Loge-de-Guyon syndrome describes nerve compression of the nerve on the small finger side, the ulnar nerve. It runs through the wrist between two carpal bones - the pea and the hook leg (Os pisiforme and Os hamatum). This constriction is known as the “Loge de Guyon” after its discoverer. There the nerve can be easily pinched off, which triggers disturbances of the sensation and sometimes even symptoms of paralysis. In this case, the clinical picture is defined as “Loge-de-Guyon syndrome”. The symptoms were first described by the French urologist and surgeon Jean Casimir Felix Guyon (1831-1920).

Symptoms and causes

Affected people usually complain of a slight tingling sensation or numbness in the little finger and possibly the ring finger. There is often a connection with acute stress on the wrist, such as when cycling or motorcycling for a long time, but there may also be other triggers such as a leg, a ganglion cyst, a thrombosis or a tumor behind the symptoms. If the compression of the nerve lasts for a long time, the muscles can often shrivel and the tissue relief on the little finger side can be narrowed. In more pronounced forms, the impairments range to paralysis in the fingers and hand.


If there is a suspicion of Loge-de-Guyon syndrome in view of the symptoms, the nerve conduction speed is first measured on the ulnar nerve or on its branches (superficial ramus, profundus ramus). If delays can be identified in the context of an electron neurography, this is considered evidence of damage to the nerve. With the help of a so-called MR neurography (special magnetic resonance imaging), such as that offered at Heidelberg University Hospital, the cause of the complaints can be further narrowed. According to the university clinic, MR neurography can be used to “precisely map fine nerve branches on the hand” so that “the different forms of Loge-de-Guyon syndrome and the exact damage sites of different nerve branches” can be determined.

When making the diagnosis, it should be noted that another narrowing of the ulnar nerve is located on the elbow, where the nerve runs in a groove and can also be easily pushed off. There are also three constrictions on the neck, under the collarbone and the small pectoral muscle. If no compression of the nerve can be found in the Loge-de-Guyon, the cause of the complaints may therefore be found here. It makes sense to take these bottlenecks into account in any case and to determine whether there are problems here that may contribute to the maintenance of Loge-de-Guyon syndrome and may therefore be therapeutically relevant.


The treatment of Loge-de-Guyon syndrome should always be based on the triggers identified. For example, in the case of a ganglioma (over-leg), a ganglion cyst or a tumor, there is no way around a surgical intervention.
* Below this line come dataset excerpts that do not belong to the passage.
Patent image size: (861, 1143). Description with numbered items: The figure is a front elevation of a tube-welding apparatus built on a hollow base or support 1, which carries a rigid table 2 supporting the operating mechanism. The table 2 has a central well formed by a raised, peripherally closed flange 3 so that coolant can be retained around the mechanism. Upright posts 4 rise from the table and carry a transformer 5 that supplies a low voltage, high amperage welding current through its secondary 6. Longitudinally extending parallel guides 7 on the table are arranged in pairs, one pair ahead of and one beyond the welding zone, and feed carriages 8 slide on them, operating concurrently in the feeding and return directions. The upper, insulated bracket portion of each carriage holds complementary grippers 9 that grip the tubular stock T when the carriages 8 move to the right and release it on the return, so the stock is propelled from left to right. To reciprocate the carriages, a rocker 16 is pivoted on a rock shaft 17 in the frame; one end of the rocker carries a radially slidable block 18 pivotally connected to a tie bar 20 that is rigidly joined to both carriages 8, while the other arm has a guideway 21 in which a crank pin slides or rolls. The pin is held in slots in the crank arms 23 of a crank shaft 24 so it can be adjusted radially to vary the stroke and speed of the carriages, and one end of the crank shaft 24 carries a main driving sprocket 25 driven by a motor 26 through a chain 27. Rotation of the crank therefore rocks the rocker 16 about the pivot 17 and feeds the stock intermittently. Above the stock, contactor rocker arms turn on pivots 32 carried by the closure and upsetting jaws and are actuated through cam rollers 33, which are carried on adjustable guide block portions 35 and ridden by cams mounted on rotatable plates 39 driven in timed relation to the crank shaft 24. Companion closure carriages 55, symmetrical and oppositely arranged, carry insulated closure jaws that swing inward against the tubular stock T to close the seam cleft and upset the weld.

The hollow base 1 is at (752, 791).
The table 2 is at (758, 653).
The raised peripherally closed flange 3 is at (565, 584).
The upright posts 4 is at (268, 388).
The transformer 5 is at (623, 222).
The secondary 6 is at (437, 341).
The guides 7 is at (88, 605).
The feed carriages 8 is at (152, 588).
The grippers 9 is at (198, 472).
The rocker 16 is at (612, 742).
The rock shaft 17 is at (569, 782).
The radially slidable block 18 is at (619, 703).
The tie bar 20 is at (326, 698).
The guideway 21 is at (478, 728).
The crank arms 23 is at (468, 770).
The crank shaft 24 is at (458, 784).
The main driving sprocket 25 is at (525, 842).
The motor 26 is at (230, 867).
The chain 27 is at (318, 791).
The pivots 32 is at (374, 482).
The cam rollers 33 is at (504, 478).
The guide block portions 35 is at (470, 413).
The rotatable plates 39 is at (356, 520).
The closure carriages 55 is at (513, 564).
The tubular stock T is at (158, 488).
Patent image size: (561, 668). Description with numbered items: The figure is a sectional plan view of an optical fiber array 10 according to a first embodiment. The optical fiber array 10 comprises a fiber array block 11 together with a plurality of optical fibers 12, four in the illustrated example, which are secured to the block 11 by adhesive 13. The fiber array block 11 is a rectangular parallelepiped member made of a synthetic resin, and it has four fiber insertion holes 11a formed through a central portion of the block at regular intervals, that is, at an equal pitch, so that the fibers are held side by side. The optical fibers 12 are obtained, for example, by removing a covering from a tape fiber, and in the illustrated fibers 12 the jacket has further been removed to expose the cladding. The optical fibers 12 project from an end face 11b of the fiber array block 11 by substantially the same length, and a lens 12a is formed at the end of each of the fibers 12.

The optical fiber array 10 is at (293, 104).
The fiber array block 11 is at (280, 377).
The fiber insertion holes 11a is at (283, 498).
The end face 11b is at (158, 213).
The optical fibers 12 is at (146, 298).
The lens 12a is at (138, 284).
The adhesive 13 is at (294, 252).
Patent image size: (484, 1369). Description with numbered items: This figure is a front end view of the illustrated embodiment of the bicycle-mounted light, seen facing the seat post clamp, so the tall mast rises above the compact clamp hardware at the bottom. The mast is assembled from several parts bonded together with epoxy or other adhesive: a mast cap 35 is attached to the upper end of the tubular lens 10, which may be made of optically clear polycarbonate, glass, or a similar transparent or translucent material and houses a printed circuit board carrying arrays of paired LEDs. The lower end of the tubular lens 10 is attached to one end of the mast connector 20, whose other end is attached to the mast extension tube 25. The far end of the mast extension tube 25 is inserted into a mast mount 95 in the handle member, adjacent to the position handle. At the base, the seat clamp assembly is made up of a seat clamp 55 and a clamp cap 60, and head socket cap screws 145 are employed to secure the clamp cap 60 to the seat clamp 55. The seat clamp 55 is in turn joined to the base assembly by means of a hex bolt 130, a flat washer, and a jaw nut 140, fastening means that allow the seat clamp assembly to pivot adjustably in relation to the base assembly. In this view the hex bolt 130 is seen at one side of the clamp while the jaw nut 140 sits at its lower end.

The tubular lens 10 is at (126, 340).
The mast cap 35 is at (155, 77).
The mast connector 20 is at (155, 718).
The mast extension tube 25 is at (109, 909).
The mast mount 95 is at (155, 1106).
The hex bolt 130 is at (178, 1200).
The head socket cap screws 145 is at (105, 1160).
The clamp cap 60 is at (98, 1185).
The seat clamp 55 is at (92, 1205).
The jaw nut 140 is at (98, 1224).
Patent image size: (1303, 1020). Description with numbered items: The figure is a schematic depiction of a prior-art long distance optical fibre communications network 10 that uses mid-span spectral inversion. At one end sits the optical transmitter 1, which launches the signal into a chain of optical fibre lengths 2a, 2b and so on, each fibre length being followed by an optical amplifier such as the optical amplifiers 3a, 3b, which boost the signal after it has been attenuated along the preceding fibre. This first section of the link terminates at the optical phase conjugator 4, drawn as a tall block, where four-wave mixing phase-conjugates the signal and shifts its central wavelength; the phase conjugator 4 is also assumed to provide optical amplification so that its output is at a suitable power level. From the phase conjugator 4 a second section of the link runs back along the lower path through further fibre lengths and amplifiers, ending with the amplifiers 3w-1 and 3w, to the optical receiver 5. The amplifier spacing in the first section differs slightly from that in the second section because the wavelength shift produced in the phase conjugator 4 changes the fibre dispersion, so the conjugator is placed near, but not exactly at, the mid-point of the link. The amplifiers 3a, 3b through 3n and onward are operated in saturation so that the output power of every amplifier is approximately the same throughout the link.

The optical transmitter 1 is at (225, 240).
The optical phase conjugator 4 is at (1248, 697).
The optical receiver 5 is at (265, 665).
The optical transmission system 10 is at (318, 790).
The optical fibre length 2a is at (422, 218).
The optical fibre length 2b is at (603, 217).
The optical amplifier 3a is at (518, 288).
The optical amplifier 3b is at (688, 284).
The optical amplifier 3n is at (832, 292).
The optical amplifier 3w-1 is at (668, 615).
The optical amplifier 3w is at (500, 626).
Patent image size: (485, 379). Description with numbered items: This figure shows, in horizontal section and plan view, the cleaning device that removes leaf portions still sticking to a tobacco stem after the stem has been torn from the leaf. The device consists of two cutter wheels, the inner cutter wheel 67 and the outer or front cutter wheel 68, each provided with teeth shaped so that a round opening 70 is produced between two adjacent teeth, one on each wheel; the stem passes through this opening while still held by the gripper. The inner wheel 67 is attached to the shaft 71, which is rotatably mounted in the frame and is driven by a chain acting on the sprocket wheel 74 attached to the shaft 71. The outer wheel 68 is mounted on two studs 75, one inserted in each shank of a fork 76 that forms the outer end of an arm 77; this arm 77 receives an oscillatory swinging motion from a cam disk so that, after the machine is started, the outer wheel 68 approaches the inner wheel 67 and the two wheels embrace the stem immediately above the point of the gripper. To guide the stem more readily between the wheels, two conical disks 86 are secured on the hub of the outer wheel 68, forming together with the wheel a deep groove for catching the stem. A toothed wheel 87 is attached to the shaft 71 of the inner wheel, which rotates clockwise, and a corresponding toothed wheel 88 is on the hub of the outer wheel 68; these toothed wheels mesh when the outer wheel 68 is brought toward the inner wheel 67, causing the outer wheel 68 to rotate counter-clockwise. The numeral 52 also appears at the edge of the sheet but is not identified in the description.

However, if the cause is an acute overload, immobilization and protection of the wrist can usually lead to a complete resolution of the symptoms. (tf, fp)

Author and source information

This text corresponds to the requirements of the medical literature, medical guidelines and current studies and has been checked by medical doctors.

Dipl. Geogr. Fabian Peters, Barbara Schindewolf-Lensch


  • Weigel, Bernhard / Nerlich, Michael L .: Practice book trauma surgery, Springer, 2nd edition, 2011
  • German Society for Hand Surgery e. V .: Loge de Guyon syndrome (accessed: August 12, 2019), handexperten.com
  • German Society for Hand Surgery (DGH) / German Society for Neurosurgery eV (DGNC) / German Society for Neurology (DGN) / German Society for Orthopedics and Orthopedic Surgery eV (DGOOC): S3 guideline for diagnosis and therapy of cubital tunnel syndrome, as of November 2017, Guideline detailed view
  • Müller-Vahl, Hermann / Tegenthoff, Martin: Lesions of peripheral nerves and radicular syndromes, Thieme, 10th edition, 2014
  • Bischoff, Christian / Schulte-Mattler, Wilhelm: The EMG book: EMG and peripheral neurology in questions and answers, Thieme, 4th edition, 2015

ICD codes for this disease: G56ICD codes are internationally valid encodings for medical diagnoses. You can find yourself e.g. in doctor's letters or on disability certificates.

Video: Radfahrerlähmung 2018 (May 2022).